Per Feltri, insomma, stiamo assistendo allo scontro “tra chi deve governare nell’epoca dell’intelligenza artificiale e della governance algoritmica”.
È proprio su questo punto, del resto, che la coalizione trumpiana si sta lacerando.
Steve Bannon – uno dei principali ideologi della destra trumpiana sin dal 2015 – da tempo chiede a Trump di cacciare Musk e di nazionalizzare SpaceX, e in generale di andare ancora più a fondo con le politiche protezionistiche.
Di contro i magnati della Silicon Valley, pur avendo appoggiato Trump, sono estremamente insofferenti ai dazi e vivono con il terrore che la scure della autorità regolatorie possa abbattersi su di loro in qualsiasi momento.

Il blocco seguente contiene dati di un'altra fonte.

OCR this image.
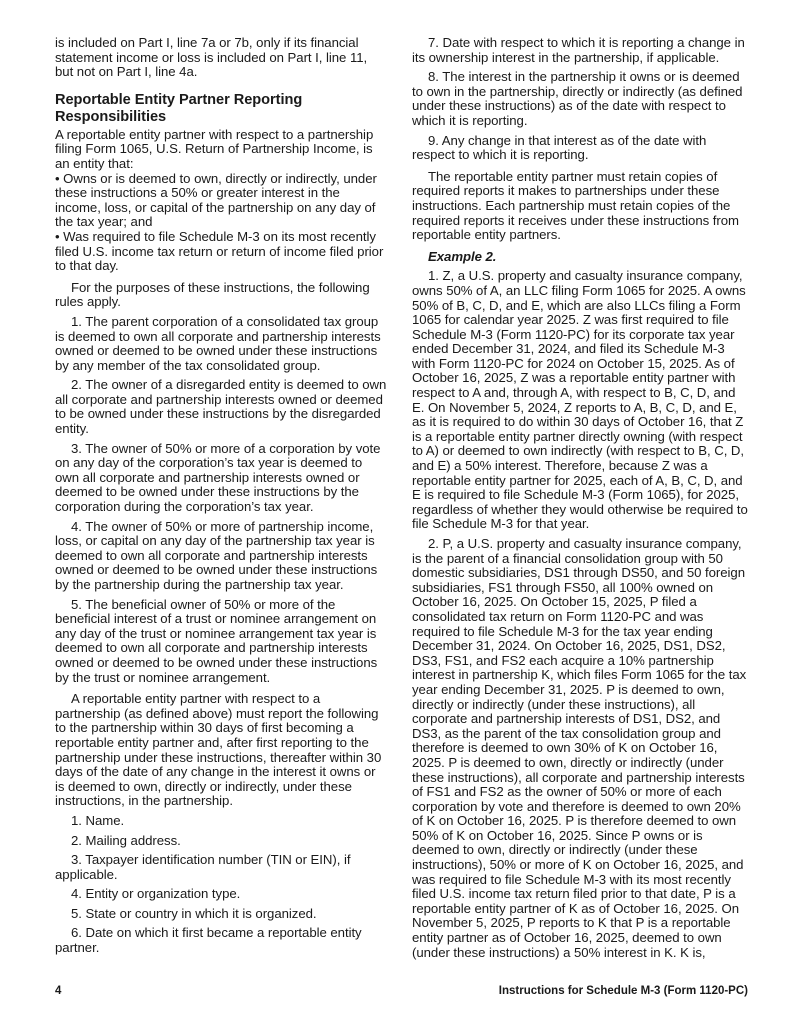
is included on Part I, line 7a or 7b, only if its financial statement income or loss is included on Part I, line 11, but not on Part I, line 4a.

Reportable Entity Partner Reporting Responsibilities

A reportable entity partner with respect to a partnership filing Form 1065, U.S. Return of Partnership Income, is an entity that:

• Owns or is deemed to own, directly or indirectly, under these instructions a 50% or greater interest in the income, loss, or capital of the partnership on any day of the tax year; and

• Was required to file Schedule M-3 on its most recently filed U.S. income tax return or return of income filed prior to that day.

For the purposes of these instructions, the following rules apply.

1. The parent corporation of a consolidated tax group is deemed to own all corporate and partnership interests owned or deemed to be owned under these instructions by any member of the tax consolidated group.

2. The owner of a disregarded entity is deemed to own all corporate and partnership interests owned or deemed to be owned under these instructions by the disregarded entity.

3. The owner of 50% or more of a corporation by vote on any day of the corporation’s tax year is deemed to own all corporate and partnership interests owned or deemed to be owned under these instructions by the corporation during the corporation’s tax year.

4. The owner of 50% or more of partnership income, loss, or capital on any day of the partnership tax year is deemed to own all corporate and partnership interests owned or deemed to be owned under these instructions by the partnership during the partnership tax year.

5. The beneficial owner of 50% or more of the beneficial interest of a trust or nominee arrangement on any day of the trust or nominee arrangement tax year is deemed to own all corporate and partnership interests owned or deemed to be owned under these instructions by the trust or nominee arrangement.

A reportable entity partner with respect to a partnership (as defined above) must report the following to the partnership within 30 days of first becoming a reportable entity partner and, after first reporting to the partnership under these instructions, thereafter within 30 days of the date of any change in the interest it owns or is deemed to own, directly or indirectly, under these instructions, in the partnership.

1. Name.

2. Mailing address.

3. Taxpayer identification number (TIN or EIN), if applicable.

4. Entity or organization type.

5. State or country in which it is organized.

6. Date on which it first became a reportable entity partner.

7. Date with respect to which it is reporting a change in its ownership interest in the partnership, if applicable.

8. The interest in the partnership it owns or is deemed to own in the partnership, directly or indirectly (as defined under these instructions) as of the date with respect to which it is reporting.

9. Any change in that interest as of the date with respect to which it is reporting.

The reportable entity partner must retain copies of required reports it makes to partnerships under these instructions. Each partnership must retain copies of the required reports it receives under these instructions from reportable entity partners.

Example 2.

1. Z, a U.S. property and casualty insurance company, owns 50% of A, an LLC filing Form 1065 for 2025. A owns 50% of B, C, D, and E, which are also LLCs filing a Form 1065 for calendar year 2025. Z was first required to file Schedule M-3 (Form 1120-PC) for its corporate tax year ended December 31, 2024, and filed its Schedule M-3 with Form 1120-PC for 2024 on October 15, 2025. As of October 16, 2025, Z was a reportable entity partner with respect to A and, through A, with respect to B, C, D, and E. On November 5, 2024, Z reports to A, B, C, D, and E, as it is required to do within 30 days of October 16, that Z is a reportable entity partner directly owning (with respect to A) or deemed to own indirectly (with respect to B, C, D, and E) a 50% interest. Therefore, because Z was a reportable entity partner for 2025, each of A, B, C, D, and E is required to file Schedule M-3 (Form 1065), for 2025, regardless of whether they would otherwise be required to file Schedule M-3 for that year.

2. P, a U.S. property and casualty insurance company, is the parent of a financial consolidation group with 50 domestic subsidiaries, DS1 through DS50, and 50 foreign subsidiaries, FS1 through FS50, all 100% owned on October 16, 2025. On October 15, 2025, P filed a consolidated tax return on Form 1120-PC and was required to file Schedule M-3 for the tax year ending December 31, 2024. On October 16, 2025, DS1, DS2, DS3, FS1, and FS2 each acquire a 10% partnership interest in partnership K, which files Form 1065 for the tax year ending December 31, 2025. P is deemed to own, directly or indirectly (under these instructions), all corporate and partnership interests of DS1, DS2, and DS3, as the parent of the tax consolidation group and therefore is deemed to own 30% of K on October 16, 2025. P is deemed to own, directly or indirectly (under these instructions), all corporate and partnership interests of FS1 and FS2 as the owner of 50% or more of each corporation by vote and therefore is deemed to own 20% of K on October 16, 2025. P is therefore deemed to own 50% of K on October 16, 2025. Since P owns or is deemed to own, directly or indirectly (under these instructions), 50% or more of K on October 16, 2025, and was required to file Schedule M-3 with its most recently filed U.S. income tax return filed prior to that date, P is a reportable entity partner of K as of October 16, 2025. On November 5, 2025, P reports to K that P is a reportable entity partner as of October 16, 2025, deemed to own (under these instructions) a 50% interest in K. K is,

4	Instructions for Schedule M-3 (Form 1120-PC)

Non è un caso, dunque, che siano sempre più affascinati dalle teorie antidemocratiche e antistatali di Curtis Yarvin e Balaji Srinivasan, che immaginano un amministratore delegato-dittatore a capo degli Stati Uniti e città-stato per iper-ricchi basate su criptovalute.
Bannon detesta queste suggestioni tecno-utopiste, poiché ritiene – e non a torto – che possano portare a un tecno-feudalesimo escludente e dannoso per la base elettorale MAGA, che stravolgerebbe il trumpismo così come lo conosciamo.

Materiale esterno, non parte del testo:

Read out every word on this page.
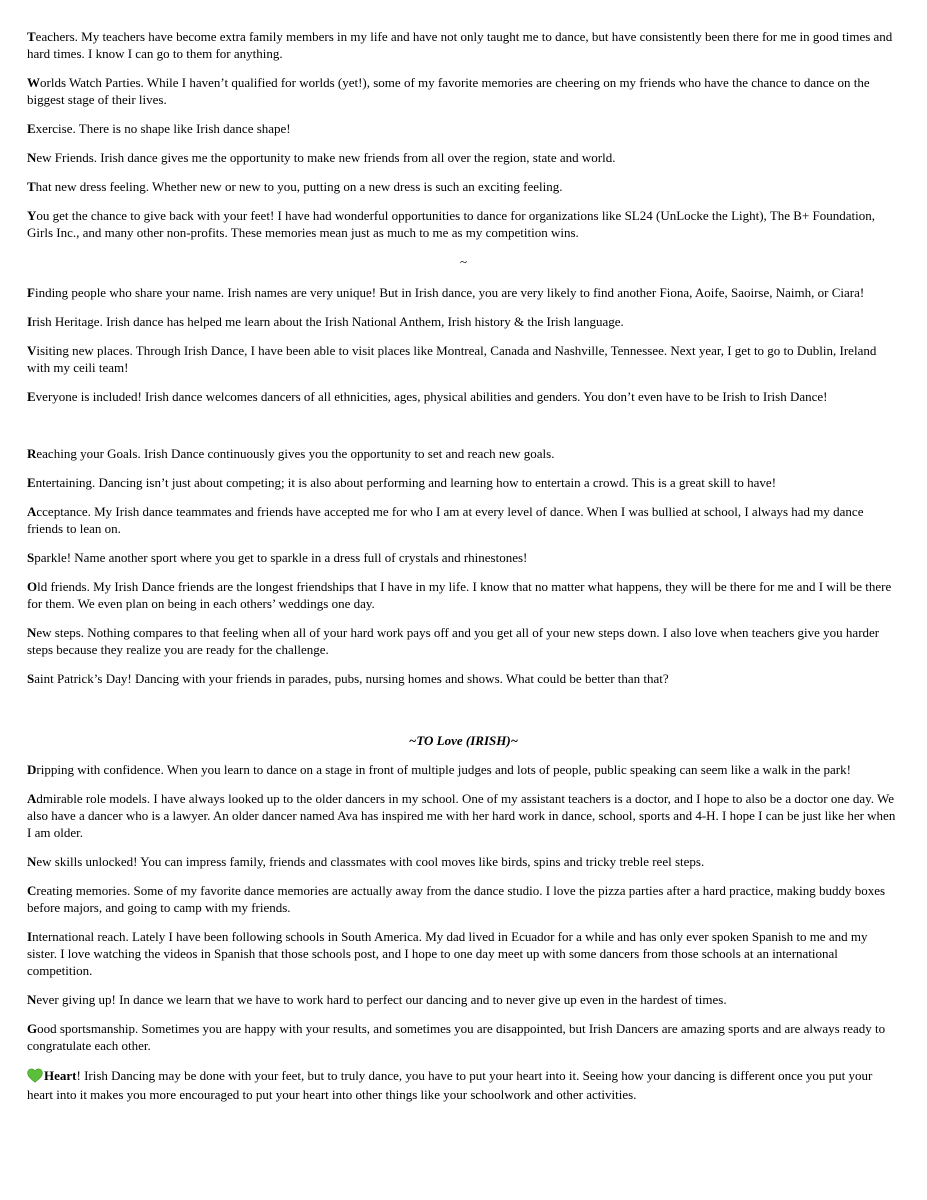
Teachers. My teachers have become extra family members in my life and have not only taught me to dance, but have consistently been there for me in good times and hard times. I know I can go to them for anything.

Worlds Watch Parties. While I haven’t qualified for worlds (yet!), some of my favorite memories are cheering on my friends who have the chance to dance on the biggest stage of their lives.

Exercise. There is no shape like Irish dance shape!

New Friends. Irish dance gives me the opportunity to make new friends from all over the region, state and world.

That new dress feeling. Whether new or new to you, putting on a new dress is such an exciting feeling.

You get the chance to give back with your feet! I have had wonderful opportunities to dance for organizations like SL24 (UnLocke the Light), The B+ Foundation, Girls Inc., and many other non-profits. These memories mean just as much to me as my competition wins.

~

Finding people who share your name. Irish names are very unique! But in Irish dance, you are very likely to find another Fiona, Aoife, Saoirse, Naimh, or Ciara!

Irish Heritage. Irish dance has helped me learn about the Irish National Anthem, Irish history & the Irish language.

Visiting new places. Through Irish Dance, I have been able to visit places like Montreal, Canada and Nashville, Tennessee. Next year, I get to go to Dublin, Ireland with my ceili team!

Everyone is included! Irish dance welcomes dancers of all ethnicities, ages, physical abilities and genders. You don’t even have to be Irish to Irish Dance!

Reaching your Goals. Irish Dance continuously gives you the opportunity to set and reach new goals.

Entertaining. Dancing isn’t just about competing; it is also about performing and learning how to entertain a crowd. This is a great skill to have!

Acceptance. My Irish dance teammates and friends have accepted me for who I am at every level of dance. When I was bullied at school, I always had my dance friends to lean on.

Sparkle! Name another sport where you get to sparkle in a dress full of crystals and rhinestones!

Old friends. My Irish Dance friends are the longest friendships that I have in my life. I know that no matter what happens, they will be there for me and I will be there for them. We even plan on being in each others’ weddings one day.

New steps. Nothing compares to that feeling when all of your hard work pays off and you get all of your new steps down. I also love when teachers give you harder steps because they realize you are ready for the challenge.

Saint Patrick’s Day! Dancing with your friends in parades, pubs, nursing homes and shows. What could be better than that?

~TO Love (IRISH)~

Dripping with confidence. When you learn to dance on a stage in front of multiple judges and lots of people, public speaking can seem like a walk in the park!

Admirable role models. I have always looked up to the older dancers in my school. One of my assistant teachers is a doctor, and I hope to also be a doctor one day. We also have a dancer who is a lawyer. An older dancer named Ava has inspired me with her hard work in dance, school, sports and 4-H. I hope I can be just like her when I am older.

New skills unlocked! You can impress family, friends and classmates with cool moves like birds, spins and tricky treble reel steps.

Creating memories. Some of my favorite dance memories are actually away from the dance studio. I love the pizza parties after a hard practice, making buddy boxes before majors, and going to camp with my friends.

International reach. Lately I have been following schools in South America. My dad lived in Ecuador for a while and has only ever spoken Spanish to me and my sister. I love watching the videos in Spanish that those schools post, and I hope to one day meet up with some dancers from those schools at an international competition.

Never giving up! In dance we learn that we have to work hard to perfect our dancing and to never give up even in the hardest of times.

Good sportsmanship. Sometimes you are happy with your results, and sometimes you are disappointed, but Irish Dancers are amazing sports and are always ready to congratulate each other.

Heart! Irish Dancing may be done with your feet, but to truly dance, you have to put your heart into it. Seeing how your dancing is different once you put your heart into it makes you more encouraged to put your heart into other things like your schoolwork and other activities.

Del resto, con la promessa di fondare un nuovo partito o di finanziare repubblicani ostili a Trump, Musk sta cercando di fare esattamente questo: “mettere fine al trumpismo come forza dominante e unica nel mondo repubblicano”, dice Stefano Feltri.
Per questo, continua il giornalista, un Musk di opposizione potrebbe essere addirittura “più pericoloso, o quanto meno più disruptive, di un Musk di governo”.
Il Musk di governo è allineato al potere politico; quello di opposizione lo sfida direttamente.
E nel farlo, conclude Feltri, cerca di “affermare la supremazia del potere che rappresenta, che è intrinsecamente e irrimediabilmente anti-democratico (o a-democratico), perché non ritiene di aver bisogno della democrazia per essere rilevante”.
Non è detto che ci riesca, ovviamente. Di certo, però, c’è che la “MAGA Civil War” – la guerra civile delle correnti MAGA – è appena cominciata.
Articoli e cose notevoli che ho visto in giro
Trump ha usato uno degli epiteti antisemiti per eccellenza – “Shylock” – salvo poi dire che non sapeva che fosse un epiteto antisemita (Giselle Ruhiyyih Ewing, Politico)
Il fact-checking fatto con l’intelligenza artificiale rischia di mettere in circolo ancora più disinformazione e teorie del complotto (Robert Booth, Guardian)
Per la prima volta la polizia antiterrorismo francese ha arrestato un incel 18enne pronto a commettere un attentato (Kieran Guilbert, Euronews)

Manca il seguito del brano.